À cette époque bienheureuse, on avait encore une foi aveugle en la science et en le progrès ... sûr qu'en cas de grippe annoncée, on allait se faire vacciner en chantant.
Sur l'autre face de ce double récit, en Angleterre, femmes et fiancées mènent une vie frivole dans leurs manoirs, de bals en réceptions, venant à s'inquiéter quand même de l'absence de l'être aimé, peu à peu, au fil des mois puis des années.
Et de chaque côté du globe on regarde les mêmes étoiles, pour y lire un chemin ou un destin ...
[...] Lady Jane écrivait donc à Sir John presque tous les soirs, des lettres longues, regorgeant de détails, de nuances, d'observations et de recommandations. Il ne lirait pas ces missives avant son retour, mais elle croyait presque qu'il lui suffisait d'en tracer les mots sur le papier pour que, mystérieusement, ils trouvent le moyen de parvenir à son mari, sous une forme ou une autre, en rêve, qui sait. Au fond, un tel échange de pensées par-delà l'océan n'aurait pas été si différent des merveilles que l'on attribuait au magnétisme, et si un pôle de la Terre pouvait attirer sans coup férir toutes les aiguilles aimantées, pourquoi l'esprit de son mari n'attirerait-il pas les mots que lui destinait son épouse par-delà l'océan ?
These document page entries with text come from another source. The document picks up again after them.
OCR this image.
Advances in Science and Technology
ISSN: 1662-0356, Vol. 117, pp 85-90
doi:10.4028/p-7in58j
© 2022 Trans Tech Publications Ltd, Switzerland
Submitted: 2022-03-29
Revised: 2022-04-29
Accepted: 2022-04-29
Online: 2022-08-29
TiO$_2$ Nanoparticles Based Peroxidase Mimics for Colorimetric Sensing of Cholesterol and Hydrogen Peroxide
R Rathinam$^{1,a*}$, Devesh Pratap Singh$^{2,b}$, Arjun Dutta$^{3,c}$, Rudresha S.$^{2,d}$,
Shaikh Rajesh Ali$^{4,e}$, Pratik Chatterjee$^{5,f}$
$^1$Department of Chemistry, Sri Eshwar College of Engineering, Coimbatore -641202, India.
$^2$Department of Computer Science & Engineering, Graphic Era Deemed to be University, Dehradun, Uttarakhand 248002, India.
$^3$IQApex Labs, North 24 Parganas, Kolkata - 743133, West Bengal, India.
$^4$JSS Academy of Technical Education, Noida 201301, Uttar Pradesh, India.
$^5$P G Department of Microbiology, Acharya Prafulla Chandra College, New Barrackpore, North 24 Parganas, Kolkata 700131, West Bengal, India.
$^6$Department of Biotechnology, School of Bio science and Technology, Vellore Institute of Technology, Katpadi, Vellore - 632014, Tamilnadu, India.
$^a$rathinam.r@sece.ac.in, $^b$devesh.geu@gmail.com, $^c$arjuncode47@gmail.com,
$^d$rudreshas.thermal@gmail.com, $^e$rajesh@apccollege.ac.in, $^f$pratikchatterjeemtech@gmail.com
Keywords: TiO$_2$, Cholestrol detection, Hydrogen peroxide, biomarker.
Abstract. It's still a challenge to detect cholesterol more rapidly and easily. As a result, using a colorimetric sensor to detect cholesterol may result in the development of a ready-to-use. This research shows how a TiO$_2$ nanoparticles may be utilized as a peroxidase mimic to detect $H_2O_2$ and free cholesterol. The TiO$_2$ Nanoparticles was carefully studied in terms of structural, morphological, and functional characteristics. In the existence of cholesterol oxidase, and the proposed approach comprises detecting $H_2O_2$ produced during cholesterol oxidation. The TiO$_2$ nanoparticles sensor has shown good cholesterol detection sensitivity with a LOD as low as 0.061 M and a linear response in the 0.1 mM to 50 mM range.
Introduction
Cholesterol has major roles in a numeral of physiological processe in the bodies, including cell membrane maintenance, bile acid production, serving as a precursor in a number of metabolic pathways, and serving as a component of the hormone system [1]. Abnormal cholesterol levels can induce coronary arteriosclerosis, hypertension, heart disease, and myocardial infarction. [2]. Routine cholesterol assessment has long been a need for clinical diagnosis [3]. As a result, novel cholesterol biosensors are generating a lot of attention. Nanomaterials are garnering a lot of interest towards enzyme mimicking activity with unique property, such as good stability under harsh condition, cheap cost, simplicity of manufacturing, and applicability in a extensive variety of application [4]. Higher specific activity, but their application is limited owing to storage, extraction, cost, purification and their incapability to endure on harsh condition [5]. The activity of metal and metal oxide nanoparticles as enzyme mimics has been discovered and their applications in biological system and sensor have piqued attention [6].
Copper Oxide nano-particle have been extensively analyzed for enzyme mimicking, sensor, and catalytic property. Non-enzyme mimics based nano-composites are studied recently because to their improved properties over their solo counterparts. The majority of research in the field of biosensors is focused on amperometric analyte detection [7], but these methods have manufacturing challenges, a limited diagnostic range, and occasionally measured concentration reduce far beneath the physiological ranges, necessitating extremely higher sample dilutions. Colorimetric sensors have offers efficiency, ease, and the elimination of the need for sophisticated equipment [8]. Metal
L'écriture de Dominique Fortier est précise et fluide, riche et agréable(2).
Sans forcer le trait, elle sait distiller un peu de ce charme suranné du XIX° siècle.
Et puis, au détour d'une phrase et c'est là tout le sel de ce roman, surgit un trait d'humour irrévérencieux et pas du tout politiquement correct : l'arrogance british dont font preuve les uns et les autres semble bien annoncer la fin prochaine de l'Empire.
Car si, d'un côté, les bateaux sont pris par les banquises, il semble bien que la société victorienne ait, elle aussi, emprisonné dans ses glaces la fougue des jeunes gens de la belle époque de l'Empire, des jeunes femmes en particulier.
Et si l'on avait tout d'abord embarqué avec Dominique Fortier pour suivre aventureusement une expédition virile de glorieux marins dans le Grand Nord, on se prend peu à peu d'un vif intérêt pour le destin de Lady Jane Franklin (la femme du capitaine) et de Sophia (une cousine, fiancée d'un officier).
(1) : ne vous précipitez pas sur le livre uniquement pour cela : c'est la recette du plum-pudding de Noël ... qui réclame plusieurs semaines de préparation !
(2) : ce n'est pourtant que le premier roman de Dame Fortier ... qui est par ailleurs, éditrice et traductrice.
Pour celles et ceux qui aiment les histoires de femmes de marins.
Les éditions québécoises Alto éditent ces 345 pages qui datent de 2008.
Caroline en parle, Cuné, Malice, SanSeverina aussi.